Article Text
Abstract
Biological monitoring is one of the most important tools in the prevention of diseases due to toxic agents in the general or occupational environment. Therefore, an essential need for sensitive and selective techniques for the analysis of trace chemical compounds in biological matrices has been clearly recognised. The trace determination of toxic materials and their metabolites in biological matrices such as urine, is faced with a serious problem; Since the complex matrixes might interfere the quality and quantity of the results and influence the life time of the analytical instruments, extraction, purification and pre-concentration of the analytes is essential before a reliable quantitative and qualitative analysis. Conventional sample preparations have some disadvantages such as large volumes of high-purity solvents (in some cases expensive, toxic, or highly polluting), low pre-concentration, multi-step and a long procedure. Recently, a novel microextraction technique as hollow-fibre liquid-phase microextraction (HF-LPME) has been used in different biological samples for different analytes to overcome these problems.

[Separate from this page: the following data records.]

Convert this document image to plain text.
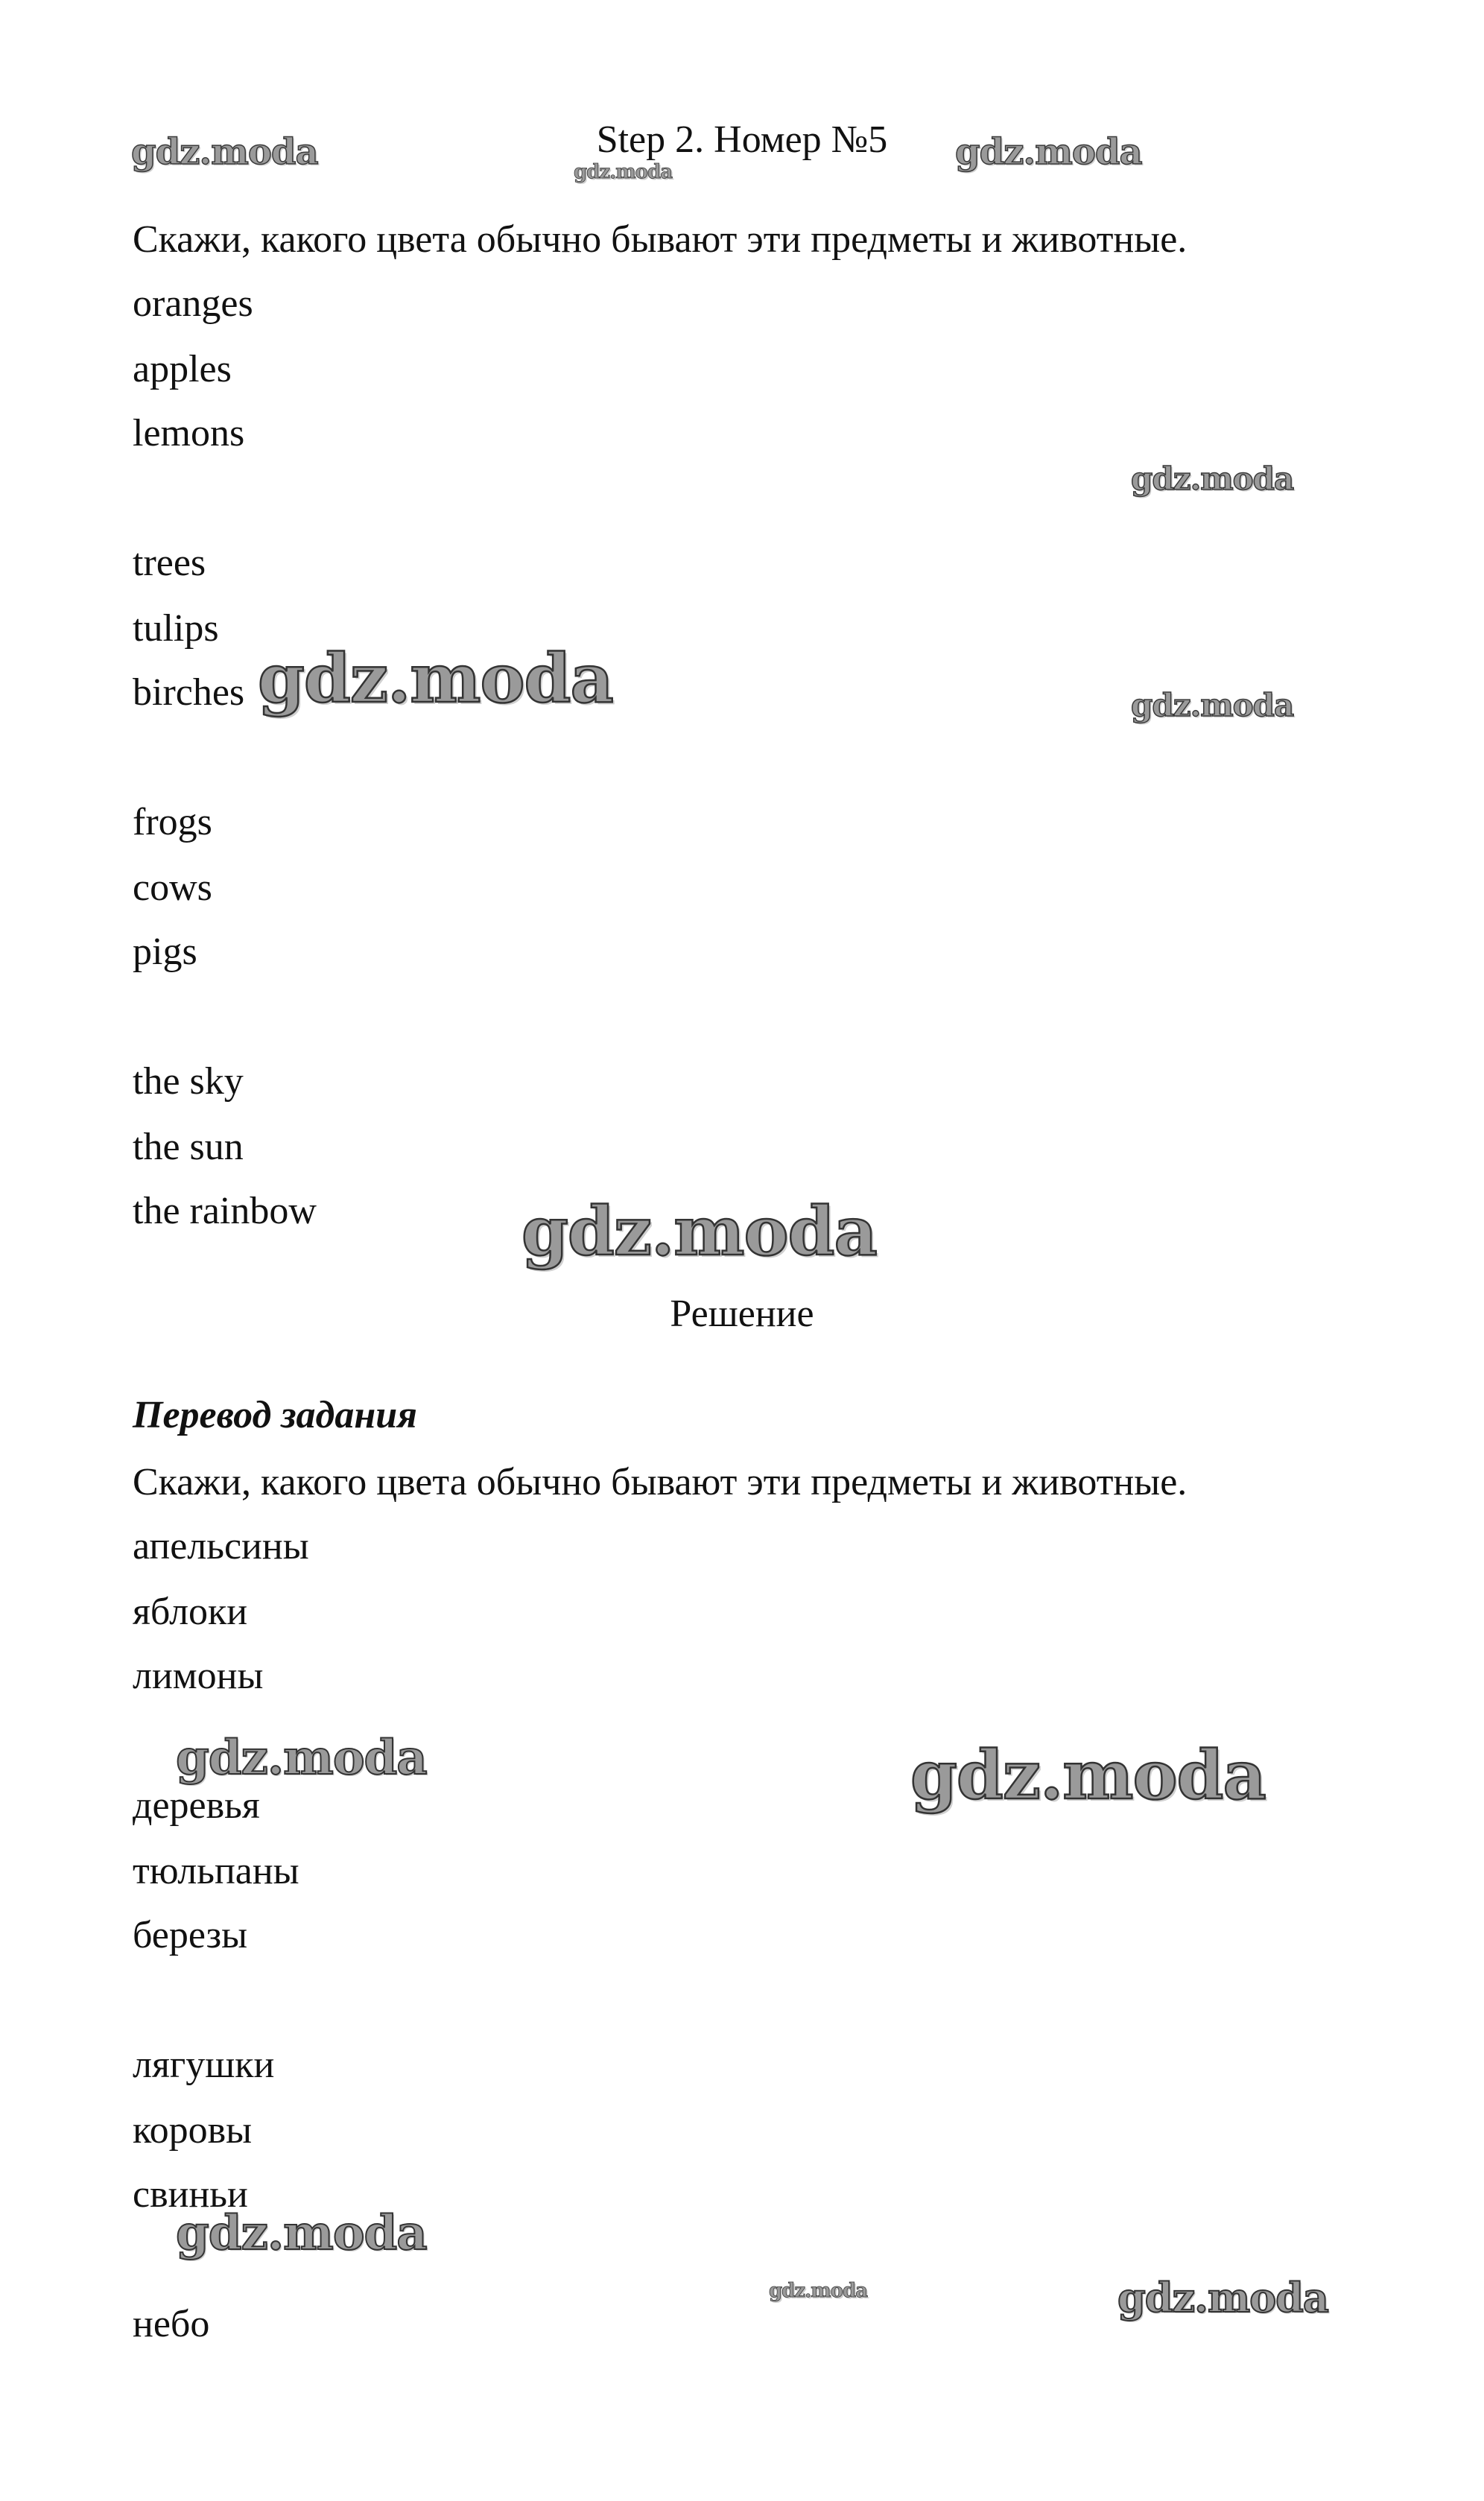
Step 2. Номер №5
Скажи, какого цвета обычно бывают эти предметы и животные.
oranges
apples
lemons
trees
tulips
birches
frogs
cows
pigs
the sky
the sun
the rainbow
Решение
Перевод задания
Скажи, какого цвета обычно бывают эти предметы и животные.
апельсины
яблоки
лимоны
деревья
тюльпаны
березы
лягушки
коровы
свиньи
небо
gdz.moda	gdz.moda	gdz.moda
gdz.moda
gdz.moda	gdz.moda
gdz.moda
gdz.moda	gdz.moda
gdz.moda
gdz.moda	gdz.moda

In HF-LPME, the metabolites of interest are extracted from urinary samples, through a thin layer of microlitres organic solvent immobilised within the pores of a porous hollow fibre, and into an acceptor solution inside the lumen of the hollow fibre. The acceptor phase can be an aqueous solution, resulting in a three-phase system compatible with high- performance liquid chromatography, capillary electrophoresis or mass spectrometry, or it can be organic, resulting in a two-phase extraction configuration directly compatible with capillary gas chromatography. For two and three-phase configurations, the migration is pH-dependent in the donor and acceptor phases. In addition to pH gradients, carrier-mediated transport has been reported with LPME extraction. The proposed method has been showed excellent enrichment factor and clean up, a very low limit of detection with wide dynamic linear range in low extraction time for different metabolites.